# Bruce Schneier, encryption, public keys and digital-signature.

In his book "Applied Cryptography" Bruce Schneier, when talking about public key cryptography, says that:

If the same algorithm is used for both encryption and digital-signature verification there is a possible attack. In these cases, the digital signature operation is the inverse of the encryption operation: Vx = Ex and Sx = DX.

I'm not sure how that is possible, could you further explain what Bruce is proposing here?

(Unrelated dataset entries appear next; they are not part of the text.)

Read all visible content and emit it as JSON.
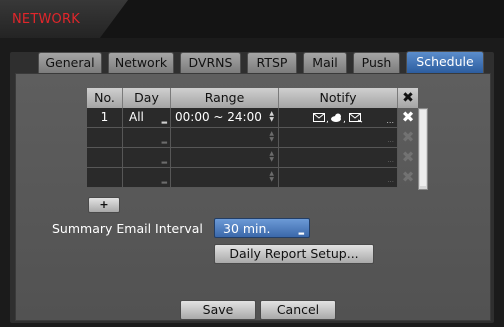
{
  "window": {
    "title": "NETWORK"
  },
  "tabs": [
    "General",
    "Network",
    "DVRNS",
    "RTSP",
    "Mail",
    "Push",
    "Schedule"
  ],
  "active_tab": "Schedule",
  "table": {
    "headers": {
      "no": "No.",
      "day": "Day",
      "range": "Range",
      "notify": "Notify"
    },
    "rows": [
      {
        "no": "1",
        "day": "All",
        "range": "00:00 ~ 24:00",
        "notify_icons": [
          "mail-icon",
          "cloud-icon",
          "mail-attachment-icon"
        ]
      }
    ],
    "empty_rows": 3
  },
  "icons": {
    "delete": "✖",
    "add": "+",
    "notify_more": "..."
  },
  "summary": {
    "label": "Summary Email Interval",
    "value": "30 min."
  },
  "buttons": {
    "daily_report": "Daily Report Setup...",
    "save": "Save",
    "cancel": "Cancel"
  },
  "colors": {
    "title_red": "#e0262b",
    "active_blue": "#2c5d9f",
    "panel_gray": "#5a5a5a"
  }
}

• Well, you can chose randomly (or probably also systematically) encrypt strings and you will forge a valid signature every single time (even though probably for a message that you can't exactly control but probably at least recover). – SEJPM Jul 26 '17 at 19:57
• One thing of note: Applied cryptography is outdated and contains some bad advice. The book has been updated, the current title is "Cryptography Engineering: Design Principles and Practical Applications" by Schneier, Ferguson, and Tohno. – SAI Peregrinus Jul 27 '17 at 0:25

$$\newcommand{\Z}{\mathbb{Z}}$$Pick primes $$p$$ and $$q$$ with $$2^{1023} < p < q < 2^{1024}$$ and $$n = p q > 2^{2047}$$, drawing $$p$$ and $$q$$ uniformly at random. $$n$$ is the public key, and $$p$$ and $$q$$ are the private key, with which you can quickly compute cube roots modulo $$n$$. (You can also use $$65537^\text{th}$$ roots, but $$e = 3$$ makes the public-key computations faster and makes no difference for security in sensible RSA-based signature and encryption schemes.)

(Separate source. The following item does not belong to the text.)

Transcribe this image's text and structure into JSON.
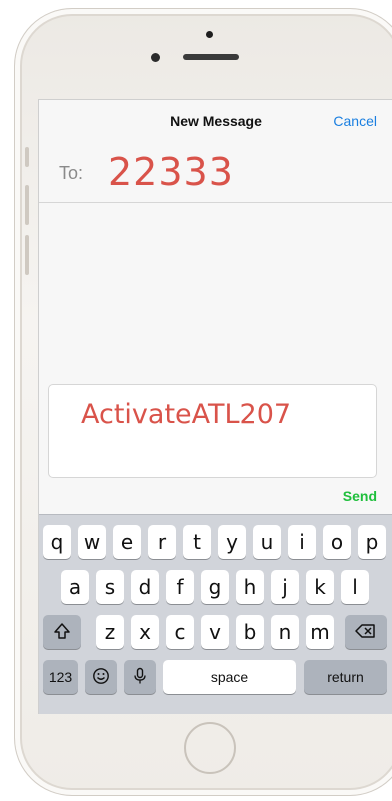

Suppose a ‘signature’ on a message $$m \in \Z/n\Z$$ is a cube root $$s$$ of $$m$$ modulo $$n$$ so that $$s^3 \equiv m \pmod n$$, and suppose you ‘encrypt’ a message $$m \in \Z/n\Z$$ by cubing it giving a ciphertext $$c \equiv m^3 \pmod n$$ so that ‘decrypting’ $$c$$ requires computing cube roots modulo $$n$$. This is what is endearingly called ‘textbook RSA’, though it should more properly be called ‘do you even RSA, bro‽’.

• The signature scheme is itself pathetically broken because I just forged the signature $$s = 3$$ on the message $$m = 27$$, and given two signatures $$s_0, s_1$$ on messages $$m_0, m_1$$ I can forge the signature $$s_0 s_1$$ on $$m_0 m_1$$ by multiplying numbers.
• The encryption scheme is itself pathetically broken because if you try to encrypt a short message, such as a 32-byte secret key, whose encoding as an element $$m$$ of $$\Z/n\Z$$ has an integer representative below $$\sqrt[3]{n}$$, I can just compute the integer cube root of $$c$$ to recover $$m$$.

How does using the same key for signature and encryption make it worse, you ask? Suppose you intercepted a ciphertext $$c \equiv m^3 \pmod n$$ that someone sent to me, and you want to find the message $$m$$. If you persuade me to sign $$c$$ as a message, giving the signature $$s$$ with $$s^3 \equiv c \pmod n$$, then the signature I reveal to you is $$s \equiv m \pmod n$$. Oops.

This is not how modern RSA-based signature or encryption schemes work, fortunately.

In modern RSA-based signature schemes (RSASSA-PSS, RSA-FDH), a signature on an octet string $$m$$ is a pair $$(r, s)$$ where $$r$$ is a (possibly empty) uniform random bit string and $$s$$ is a cube root of $$H_0(r, m)$$ modulo $$n$$, for some standard hash function $$H_0$$ mapping messages to elements of $$\Z/n\Z$$ over which the attacker has little control.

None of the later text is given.